Fremont was launched 31 March 1943 by Ingalls Shipbuilding, Pascagoula, Mississippi; as Sea Corsair, placed in partial commission between 30 May 1943 and 11 June 1943, and commissioned in full 23 November 1943.

==Operational history==

===Conversion to command ship===
Fremont arrived at Pearl Harbor 14 March 1944 for conversion to a staff and command ship for amphibious operations, and during the remainder of the war was to carry such distinguished commanders as Rear Admiral William H. P. Blandy, Rear Admiral William M. Fechteler, Rear Admiral Ralph O. Davis, and Major General Graves B. Erskine, USMC.

===Saipan===
Fremonts first assault landing was at Saipan on 16 June, and for 10 days she lay off the island, landing troops and receiving casualties by day, and retiring seaward at night.

===Palau Islands===
Back in Pearl Harbor from 12 July 1944 to 12 August, Fremont sailed then for rehearsal landings in the Solomons, and on 8 September she sortied for the Palau Islands operation. During the initial landings on Peleliu 15 September, Fremont conducted a diversionary demonstration off Babelthaup, then moved into the transport area to land troops on Angaur 17 September. On 23 September Fremont landed men in the unopposed occupation of Ulithi, then returned to Hollandia and Manus for training with soldiers.

===Casualties at Leyte===
Fremont cleared Manus 12 October 1944 for the initial landings in Leyte Gulf 20 October, and remained in the Gulf until 18 November, embarking Admiral Fechteler as senior officer present afloat. She came under enemy air attack on several occasions, and on 24 October, during the decisive Battle for Leyte Gulf, a small caliber shell which exploded on her bridge injured seven men. Returning to Hollandia 22 November, Fremont embarked men and equipment for rehearsal landings in preparation for the assault on Luzon. During these exercises, Fremont aided in splashing a lone attacking aircraft.

===Luzon===
Arriving in Lingayen Gulf for the initial landings 9 January 1945, Fremont, with the job done, sailed 11 January for Leyte, then sailed on to Guam to embark Marines for the Iwo Jima operation.

===Iwo Jima===
Again combining her key services as command ship with skillful landing of troops, she arrived off Iwo Jima 19 February, put the Marine command party ashore 24 February, and began landing troops and cargo. She returned to Saipan 9 March with casualties and prisoners of war, then sailed for repairs and rehearsal landings off New Caledonia. On 16 May Fremont returned to Leyte Gulf with troops and sailors, and there received men for transportation to the west coast, where she began an overhaul 26 June 1945.

===After hostilities===
Two voyages to Pearl Harbor, and two more to Pacific islands and the Philippines to bring servicemen eligible for immediate discharge home kept Fremont at sea between 9 October 1945 and 12 August 1946. On 11 January 1947 she cleared Port Hueneme, California, to join the Atlantic Fleet at Norfolk, Virginia 26 January.

==Postwar career==
In the years from 1947 through 1960, Fremont completed seven tours of duty with the 6th Fleet in the Mediterranean, participating in amphibious exercises with marines and ships of other NATO navies. The Lebanon Crisis broke out during her 1958 tour of duty, and she joined in landing Marines at Beirut 17 July to 6 August, returning to reembark troops in September.
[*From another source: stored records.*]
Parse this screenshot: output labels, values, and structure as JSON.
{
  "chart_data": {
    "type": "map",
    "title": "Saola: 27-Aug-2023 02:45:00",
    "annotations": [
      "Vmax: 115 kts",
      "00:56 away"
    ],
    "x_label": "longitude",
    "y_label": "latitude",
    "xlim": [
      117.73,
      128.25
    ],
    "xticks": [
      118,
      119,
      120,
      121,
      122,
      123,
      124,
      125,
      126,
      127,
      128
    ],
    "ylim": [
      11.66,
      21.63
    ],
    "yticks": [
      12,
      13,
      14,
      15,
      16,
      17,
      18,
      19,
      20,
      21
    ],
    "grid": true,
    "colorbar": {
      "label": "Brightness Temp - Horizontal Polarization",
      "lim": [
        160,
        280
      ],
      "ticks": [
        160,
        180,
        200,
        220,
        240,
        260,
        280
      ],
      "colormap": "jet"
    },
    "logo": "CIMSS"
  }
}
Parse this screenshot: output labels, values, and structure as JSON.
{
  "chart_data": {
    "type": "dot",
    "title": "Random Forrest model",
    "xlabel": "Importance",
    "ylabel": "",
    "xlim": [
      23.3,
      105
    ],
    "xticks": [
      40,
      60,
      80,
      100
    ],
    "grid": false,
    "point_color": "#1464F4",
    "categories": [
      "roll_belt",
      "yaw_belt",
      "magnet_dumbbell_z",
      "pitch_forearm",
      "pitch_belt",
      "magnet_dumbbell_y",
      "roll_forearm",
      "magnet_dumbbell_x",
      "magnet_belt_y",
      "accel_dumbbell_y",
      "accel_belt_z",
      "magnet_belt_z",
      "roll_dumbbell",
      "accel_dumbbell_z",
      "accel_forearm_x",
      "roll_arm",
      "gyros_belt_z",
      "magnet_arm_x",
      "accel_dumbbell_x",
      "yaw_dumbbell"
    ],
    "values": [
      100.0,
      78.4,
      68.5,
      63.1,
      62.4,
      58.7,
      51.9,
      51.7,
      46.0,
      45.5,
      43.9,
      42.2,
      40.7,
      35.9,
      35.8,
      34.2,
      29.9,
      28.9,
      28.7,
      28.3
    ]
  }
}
While based at Norfolk Navy Yard in 1951, she prominently appeared in the film You're in the Navy Now.

Her operations when not deployed found Fremont taking part in amphibious operations from Labrador to the West Indies, and for much of each year, she trained marines along the North Carolina coast near Camp Lejeune, as well as in the Caribbean. In 1962, she served as the command ship of Amphibious Squadron Four, Task Force 61 before returning to Italy. In 1968, the Fremont was anchored at Miami, Florida, to serve as living quarters for some 200 federal agents and Army EOD operators providing security for the Republican National Convention as all hotel space was taken up by the convention. She sailed in 1969 for decommissioning at Portsmouth, Virginia.

Fremont received five battle stars for World War II service.